Sur la croix de Ruthwell des scènes bibliques sont représentées. On trouve un panneau où le Christ est présenté triomphant sur des animaux. Le sujet représenté fait débat mais l'inscription latine nous indique qu'il est plus probable qu'il s'agisse du Christ reconnu par les animaux du désert. L'interprétation que l'on peut tirer de cette épisode et de cette image est le triomphe du Christ dans la Tentation au désert. Les animaux reconnaissent en effet le pouvoir divin du Christ. C'est donc une façon de mettre en exergue la double nature du Christ. Il en est de même pour la présence de la figure du Christ thaumaturge dans la guérison de l'homme né aveugle. Cette scène fonctionnerait avec le panneau de la Crucifixion. Il en est effet question dans les trois panneaux que nous avons cité ici du triomphe du Christ sur le mal. Sa consubstantialité est louée par ces épisodes où la divinité de Jésus est mise à l'épreuve. Cette image triomphante fait également écho à la christianisation des régions celtiques. Son humanité est sensible sur le panneau de Marie-Madeleine essuyant les pieds du Christ à l'aide de ses larmes et de sa longue chevelure. Les fidèles peuvent se reconnaître dans la figure de cette femme au service de Jésus et de Dieu.
Le décor sculpté de la croix de Ruthwell a une organisation particulière. D'abord selon Howlet il y a un dialogue entre les faces nord et sud qui instaure une correspondance. Nous avons pu le constater précédemment. Il est possible que la face sud soit destinée aux fidèles. Il s'agirait de la mise en valeur de l'Ecclesia. La face nord quant à elle exalterait la Vita Monastica et est visible par les moines de Ruthwell.
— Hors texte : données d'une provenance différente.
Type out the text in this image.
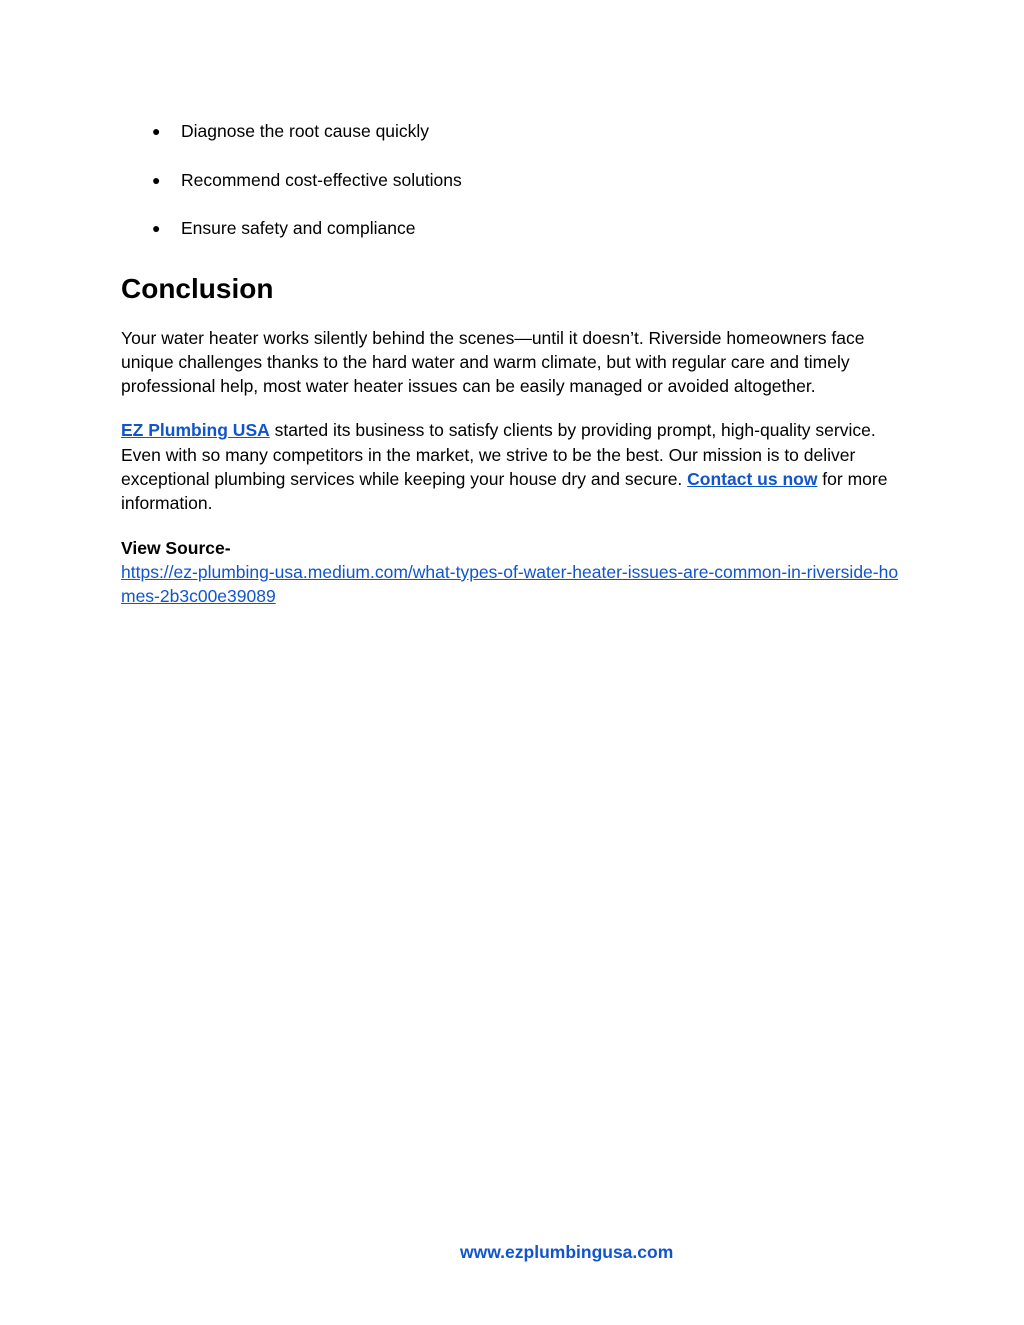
● Diagnose the root cause quickly
● Recommend cost-effective solutions
● Ensure safety and compliance
Conclusion

Your water heater works silently behind the scenes—until it doesn’t. Riverside homeowners face unique challenges thanks to the hard water and warm climate, but with regular care and timely professional help, most water heater issues can be easily managed or avoided altogether.

EZ Plumbing USA started its business to satisfy clients by providing prompt, high-quality service. Even with so many competitors in the market, we strive to be the best. Our mission is to deliver exceptional plumbing services while keeping your house dry and secure. Contact us now for more information.

View Source-
https://ez-plumbing-usa.medium.com/what-types-of-water-heater-issues-are-common-in-riverside-homes-2b3c00e39089
www.ezplumbingusa.com
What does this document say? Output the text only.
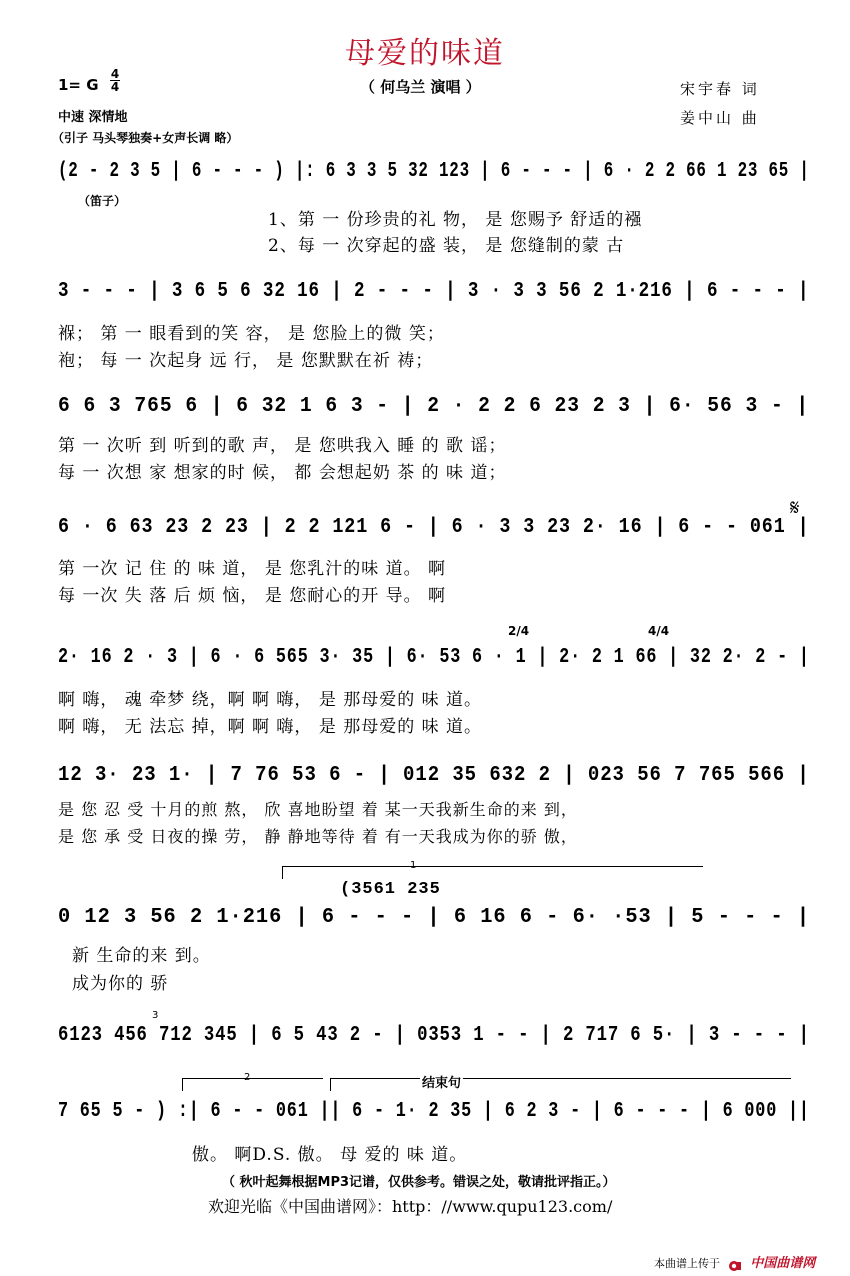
母爱的味道
1= G
4
4	（ 何乌兰 演唱 ）	宋宇春 词
姜中山 曲
中速 深情地
（引子 马头琴独奏+女声长调 略）
(2 - 2 3 5 | 6 - - - ) |: 6 3 3 5 32 123 | 6 - - - | 6 · 2 2 66 1 23 65 |
（笛子）
1、第 一 份珍贵的礼 物， 是 您赐予 舒适的襁
2、每 一 次穿起的盛 装， 是 您缝制的蒙 古
3 - - - | 3 6 5 6 32 16 | 2 - - - | 3 · 3 3 56 2 1·216 | 6 - - - |
褓； 第 一 眼看到的笑 容， 是 您脸上的微 笑；
袍； 每 一 次起身 远 行， 是 您默默在祈 祷；
6 6 3 765 6 | 6 32 1 6 3 - | 2 · 2 2 6 23 2 3 | 6· 56 3 - |
第 一 次听 到 听到的歌 声， 是 您哄我入 睡 的 歌 谣；
每 一 次想 家 想家的时 候， 都 会想起奶 茶 的 味 道；
6 · 6 63 23 2 23 | 2 2 121 6 - | 6 · 3 3 23 2· 16 | 6 - - 061 |
𝄋
第 一次 记 住 的 味 道， 是 您乳汁的味 道。 啊
每 一次 失 落 后 烦 恼， 是 您耐心的开 导。 啊
2· 16 2 · 3 | 6 · 6 565 3· 35 | 6· 53 6 · 1 | 2· 2 1 66 | 32 2· 2 - |
2/4	4/4
啊 嗨， 魂 牵梦 绕，啊 啊 嗨， 是 那母爱的 味 道。
啊 嗨， 无 法忘 掉，啊 啊 嗨， 是 那母爱的 味 道。
12 3· 23 1· | 7 76 53 6 - | 012 35 632 2 | 023 56 7 765 566 |
是 您 忍 受 十月的煎 熬， 欣 喜地盼望 着 某一天我新生命的来 到，
是 您 承 受 日夜的操 劳， 静 静地等待 着 有一天我成为你的骄 傲，
1
(3561 235
0 12 3 56 2 1·216 | 6 - - - | 6 16 6 - 6· ·53 | 5 - - - |
新 生命的来 到。
成为你的 骄
3
6123 456 712 345 | 6 5 43 2 - | 0353 1 - - | 2 717 6 5· | 3 - - - |
2	结束句
7 65 5 - ) :| 6 - - 061 || 6 - 1· 2 35 | 6 2 3 - | 6 - - - | 6 000 ||
傲。 啊D.S. 傲。 母 爱的 味 道。
（ 秋叶起舞根据MP3记谱，仅供参考。错误之处，敬请批评指正。）
欢迎光临《中国曲谱网》：http：//www.qupu123.com/
本曲谱上传于 中国曲谱网
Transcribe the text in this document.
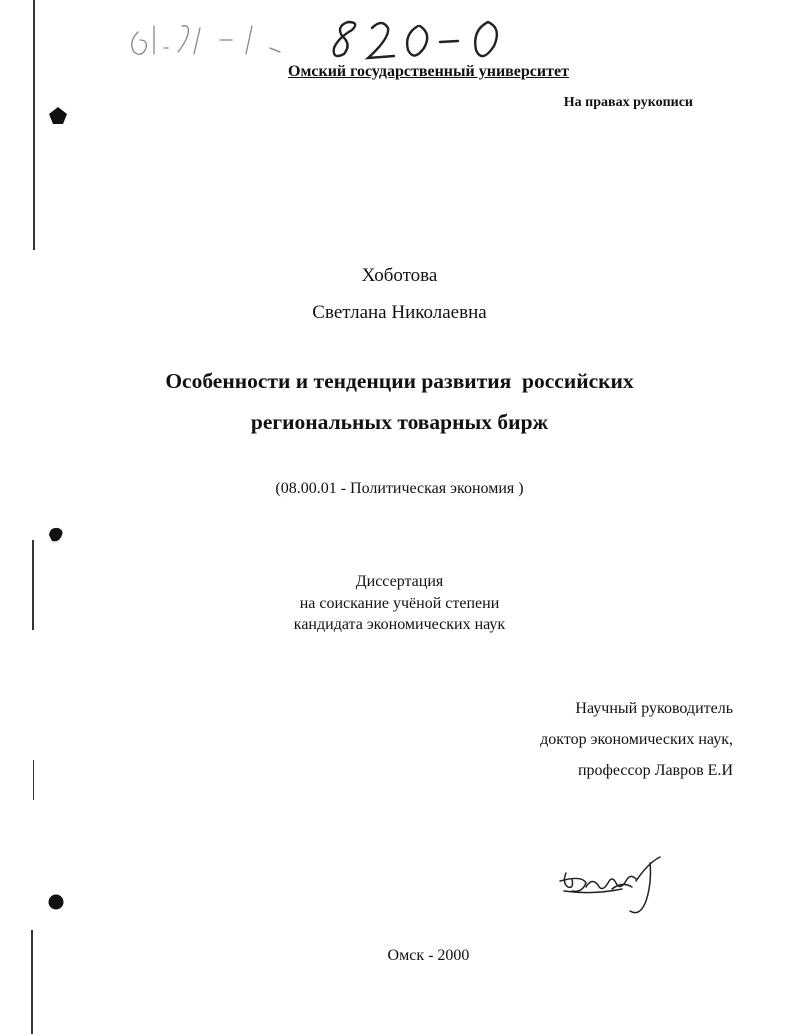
Омский государственный университет
На правах рукописи
Хоботова
Светлана Николаевна
Особенности и тенденции развития  российских
региональных товарных бирж
(08.00.01 - Политическая экономия )
Диссертация
на соискание учёной степени
кандидата экономических наук
Научный руководитель
доктор экономических наук,
профессор Лавров Е.И
Омск - 2000
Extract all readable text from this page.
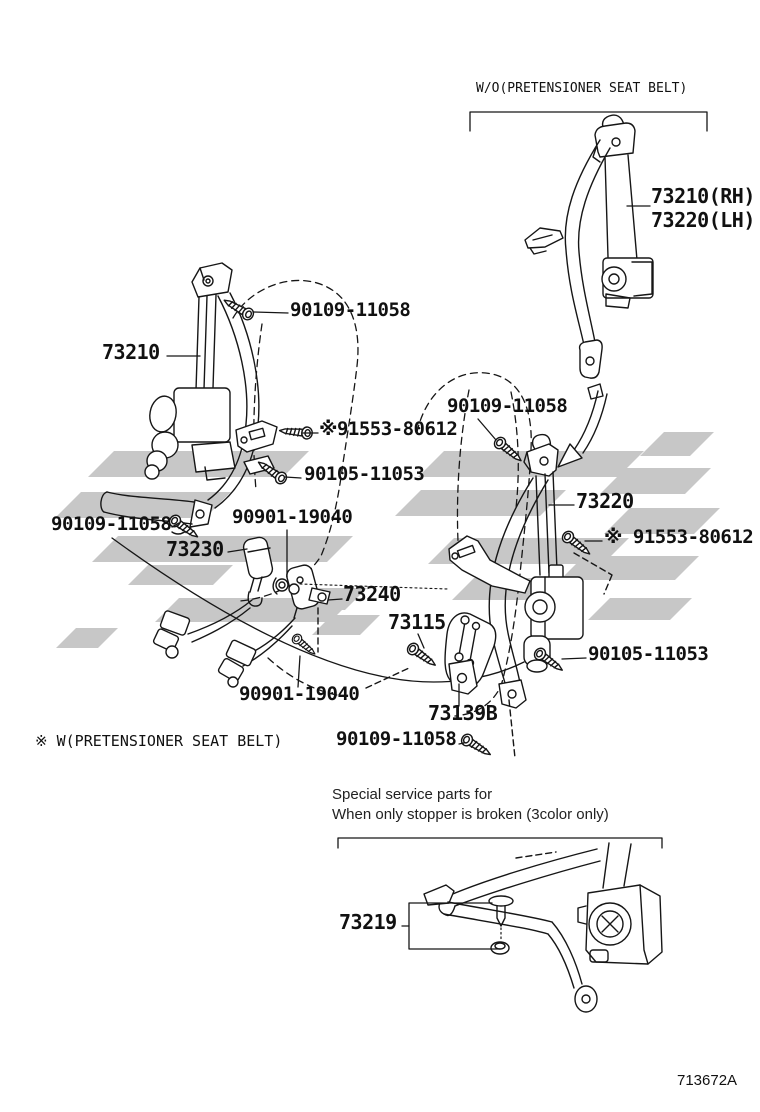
W/O(PRETENSIONER SEAT BELT)
※ W(PRETENSIONER SEAT BELT)
Special service parts for
When only stopper is broken (3color only)
713672A
73210(RH)
73220(LH)
90109-11058
73210
※91553-80612
90109-11058
90105-11053
90901-19040
90109-11058
73230
73220
※ 91553-80612
73240
73115
90105-11053
90901-19040
73139B
90109-11058
73219
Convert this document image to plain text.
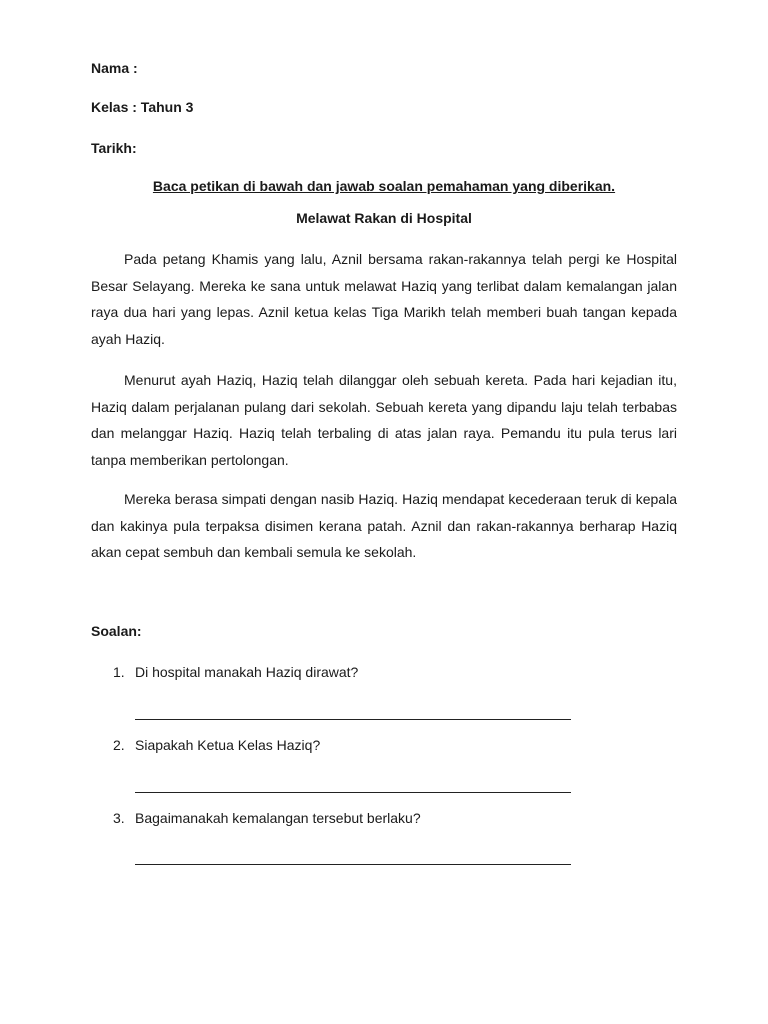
Nama :
Kelas : Tahun 3
Tarikh:
Baca petikan di bawah dan jawab soalan pemahaman yang diberikan.
Melawat Rakan di Hospital

Pada petang Khamis yang lalu, Aznil bersama rakan-rakannya telah pergi ke Hospital Besar Selayang. Mereka ke sana untuk melawat Haziq yang terlibat dalam kemalangan jalan raya dua hari yang lepas. Aznil ketua kelas Tiga Marikh telah memberi buah tangan kepada ayah Haziq.

Menurut ayah Haziq, Haziq telah dilanggar oleh sebuah kereta. Pada hari kejadian itu, Haziq dalam perjalanan pulang dari sekolah. Sebuah kereta yang dipandu laju telah terbabas dan melanggar Haziq. Haziq telah terbaling di atas jalan raya. Pemandu itu pula terus lari tanpa memberikan pertolongan.

Mereka berasa simpati dengan nasib Haziq. Haziq mendapat kecederaan teruk di kepala dan kakinya pula terpaksa disimen kerana patah. Aznil dan rakan-rakannya berharap Haziq akan cepat sembuh dan kembali semula ke sekolah.

Soalan:
1. Di hospital manakah Haziq dirawat?
2. Siapakah Ketua Kelas Haziq?
3. Bagaimanakah kemalangan tersebut berlaku?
Un autre élément régie l'organisation du décor de la croix. Selon Daniel Russo, les épisodes représentés sont disposés selon l'année liturgique. La fuite en Egypte suggère un passage des Évangiles qui est lu le jour des saints Innocents le 28 décembre. Sur la dalle au-dessus avec saints Paul et Antoine rompant le pain dans le désert, Paul en ermite rappelle sa propre commémoration qui a lieu le 10 janvier et celle d'Antoine abbé le 17 janvier.
A présent nous verrons comment la croix et son décors peuvent être interprétés avec la présence du poème. Le Songe de la Croix est le poème le plus ancien connu à ce jour en langue vernaculaire. Une version de cent cinquante-six vers est conservée dans le manuscrit de Vercelli qui date de la seconde moitié du X siècle.
L'image et le texte sont étroitement lié par la capacité de l'écriture à faire émerger des images dans l'esprit du spectateur. Cette affinité image-texte est d'ailleurs présente dans les manuscrits où l'image donne une dimension particulière au texte.
Deux passages du poème sont inscrits sur la croix en caractères runiques.
Il s'agit d'un poème onirique divisé en quatre parties. Dans un premier temps le narrateur raconte son rêve. Il voit la croix qui s'élève vers le ciel. Elle est d'abord couverte d'or et de gemmes puis elle est ensanglantée.
Dans la deuxième partie, c'est la croix qui parle. Elle raconte la façon dont l'arbre ayant servit à sa fabrication a été abattu et la manière dont elle a été érigée. Elle dépeint les outrages qu'elle subit communément avec le Christ avant que les disciples de déposent le corps. Enfin elle relate comment elle a été décimée et cachée pour être retrouvée par les chrétiens qui l'ont couverte d'or et d'argent. Ce dernier passage fait référence aux fêtes de l'Invention et de l'Exaltation de la croix.
Dans la troisième partie la croix s'adresse au songeur et l'enjoint d'exposer sa vision pour propager le mystère de la Passion et de la Résurrection ainsi que la seconde Parousie.
A la dernière partie le narrateur manifeste son désir de contempler la croix dans l'éternité.